Beberapa kesepakatan bersama pengelola kawasan TN LW-Masyarakat Sekitar TNLW-Pemda Sumba Timur dengan Departemen Kehutanan untuk mencari solusi bersama adalah sebagai berikut:
Departemen Kehutanan berupaya untuk segera membentuk Unit Pelaksana Teknis Taman Nasional Laiwanggi Wanggameti.
Sebelum terbentuknya Unit Pelaksana Teknis Taman Nasional, agar segera disusun Rencana Pengelolaan Taman Nasional oleh BKSDA NTT I Kupang bersama Pemerintah Kabupaten Sumba Timur, Pemerintah Kabupaten Sumba Barat, dan masyarakat dengan memanfaatkan data dan informasi bio-fisik, sosial, ekonomi, dan budaya yang ada, sehingga diperoleh gambaran awal tentang zonasi Taman Nasional.
Proses tata batas akan segera dilaksanakan setelah ada kejelasan landasan hukum dan anggaran. Berdasarkan SK Menhut No. 32/Kpts-II/2001, tanggal 15 Maret 2001, tentang Kriteria dan Standar Pengukuhan Kawasan Hutan, Bupati akan membentuk Panitia Tata Batas Kawasan Hutan di wilayahnya.
Usulan anggaran penataan batas diajukan oleh BKSDA NTT I Kupang kepada Dirjen PHKA dengan tembusan kepada Balai Pemantapan Kawasan Hutan Wilayah VIII Denpasar, Bupati Sumba Timur dan Bupati Sumba Barat. Dirjen PHKA meneruskan kepada Badan Planologi Kehutanan Departemen Kehutanan.
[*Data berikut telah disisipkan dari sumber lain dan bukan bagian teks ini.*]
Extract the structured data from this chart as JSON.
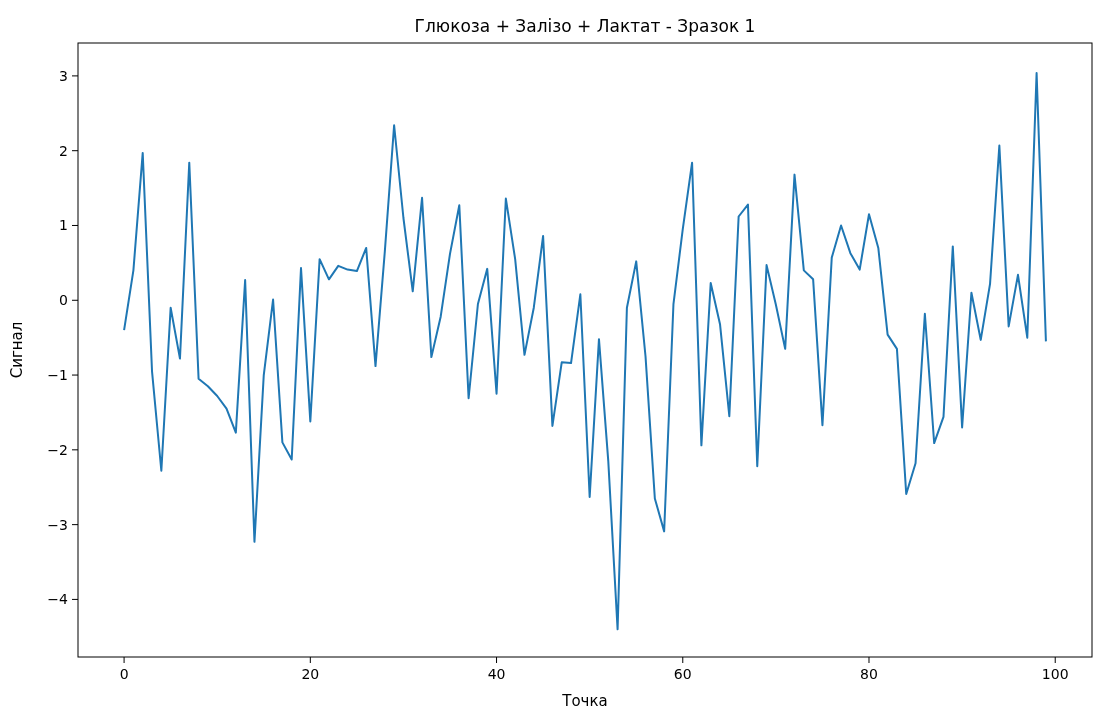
{
  "chart_data": {
    "type": "line",
    "title": "Глюкоза + Залізо + Лактат - Зразок 1",
    "xlabel": "Точка",
    "ylabel": "Сигнал",
    "x": [
      0,
      1,
      2,
      3,
      4,
      5,
      6,
      7,
      8,
      9,
      10,
      11,
      12,
      13,
      14,
      15,
      16,
      17,
      18,
      19,
      20,
      21,
      22,
      23,
      24,
      25,
      26,
      27,
      28,
      29,
      30,
      31,
      32,
      33,
      34,
      35,
      36,
      37,
      38,
      39,
      40,
      41,
      42,
      43,
      44,
      45,
      46,
      47,
      48,
      49,
      50,
      51,
      52,
      53,
      54,
      55,
      56,
      57,
      58,
      59,
      60,
      61,
      62,
      63,
      64,
      65,
      66,
      67,
      68,
      69,
      70,
      71,
      72,
      73,
      74,
      75,
      76,
      77,
      78,
      79,
      80,
      81,
      82,
      83,
      84,
      85,
      86,
      87,
      88,
      89,
      90,
      91,
      92,
      93,
      94,
      95,
      96,
      97,
      98,
      99
    ],
    "series": [
      {
        "color": "#1f77b4",
        "values": [
          -0.4,
          0.4,
          1.97,
          -0.95,
          -2.28,
          -0.1,
          -0.78,
          1.84,
          -1.05,
          -1.15,
          -1.28,
          -1.45,
          -1.77,
          0.27,
          -3.23,
          -1.0,
          0.01,
          -1.9,
          -2.13,
          0.43,
          -1.62,
          0.55,
          0.28,
          0.46,
          0.41,
          0.39,
          0.7,
          -0.88,
          0.65,
          2.34,
          1.1,
          0.12,
          1.37,
          -0.76,
          -0.22,
          0.62,
          1.27,
          -1.31,
          -0.05,
          0.42,
          -1.25,
          1.36,
          0.55,
          -0.73,
          -0.1,
          0.86,
          -1.68,
          -0.83,
          -0.84,
          0.08,
          -2.63,
          -0.52,
          -2.15,
          -4.4,
          -0.1,
          0.52,
          -0.75,
          -2.65,
          -3.09,
          -0.05,
          0.95,
          1.84,
          -1.94,
          0.23,
          -0.32,
          -1.55,
          1.12,
          1.28,
          -2.22,
          0.47,
          -0.06,
          -0.65,
          1.68,
          0.4,
          0.28,
          -1.67,
          0.57,
          1.0,
          0.63,
          0.41,
          1.15,
          0.7,
          -0.46,
          -0.65,
          -2.59,
          -2.18,
          -0.18,
          -1.91,
          -1.56,
          0.72,
          -1.7,
          0.1,
          -0.53,
          0.22,
          2.07,
          -0.35,
          0.34,
          -0.5,
          3.04,
          -0.55
        ]
      }
    ],
    "xlim": [
      -4.95,
      103.95
    ],
    "ylim": [
      -4.77,
      3.44
    ],
    "xticks": [
      0,
      20,
      40,
      60,
      80,
      100
    ],
    "yticks": [
      {
        "value": -4,
        "label": "−4"
      },
      {
        "value": -3,
        "label": "−3"
      },
      {
        "value": -2,
        "label": "−2"
      },
      {
        "value": -1,
        "label": "−1"
      },
      0,
      1,
      2,
      3
    ],
    "grid": false
  }
}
Sebelum usulan anggaran pada point empat terealisasi, maka Departemen Kehutanan bersama-sama dengan Pemerintah Daerah dapat merancang kegiatan-kegiatan awal yang dapat dibiayai oleh Pemerintah Kabupaten Sumba Timur dan Pemerintah Kabupaten Sumba Barat.
Berdasarkan hasil kesepakatan pada poit ke lima tersebut KOPPESDA bersama YTNS melakukan kegiatan prakondisi bersama masyarakat terutama untuk mendapatkan data dan informasi yang memadai untuk pengelolaan konflik Tatabatas di TNLW. Luasan lahan dalam kawasan di TNLW yang "dicaplok" menjadi kawasan hutan sehingga menjadi potensi konflik kurang lebih sekitar 713,21 ha. Yang paling luas di Desa Ramuk dan Katikuwai karena kedua desa tersebut terletak di dalam kawasan (desa enclave).
Sebagaimana hasil kesepakatan para pihak maka sudah dilakukan proses Tatabatas Ulang Taman Nasional Laiwanggi Wanggameti sepanjang 72 km dari 150 km panjang batas temu gelang Taman Nasional Laiwanggi Wanggameti. Hal ini mendapat tanggapan yang positif dari masyarakat, karena proses Tata batas ulang sangat mereka nantikan sejak tahun 1998. Menurut informasi BPKH wilayah VIII Denpasar, proses lanjutan Tatabatas Ulang TNLW sampai temu gelang akan dilakukan pada bulan Juni 2007. * Spirit NTT, 10-16 Desember 2007.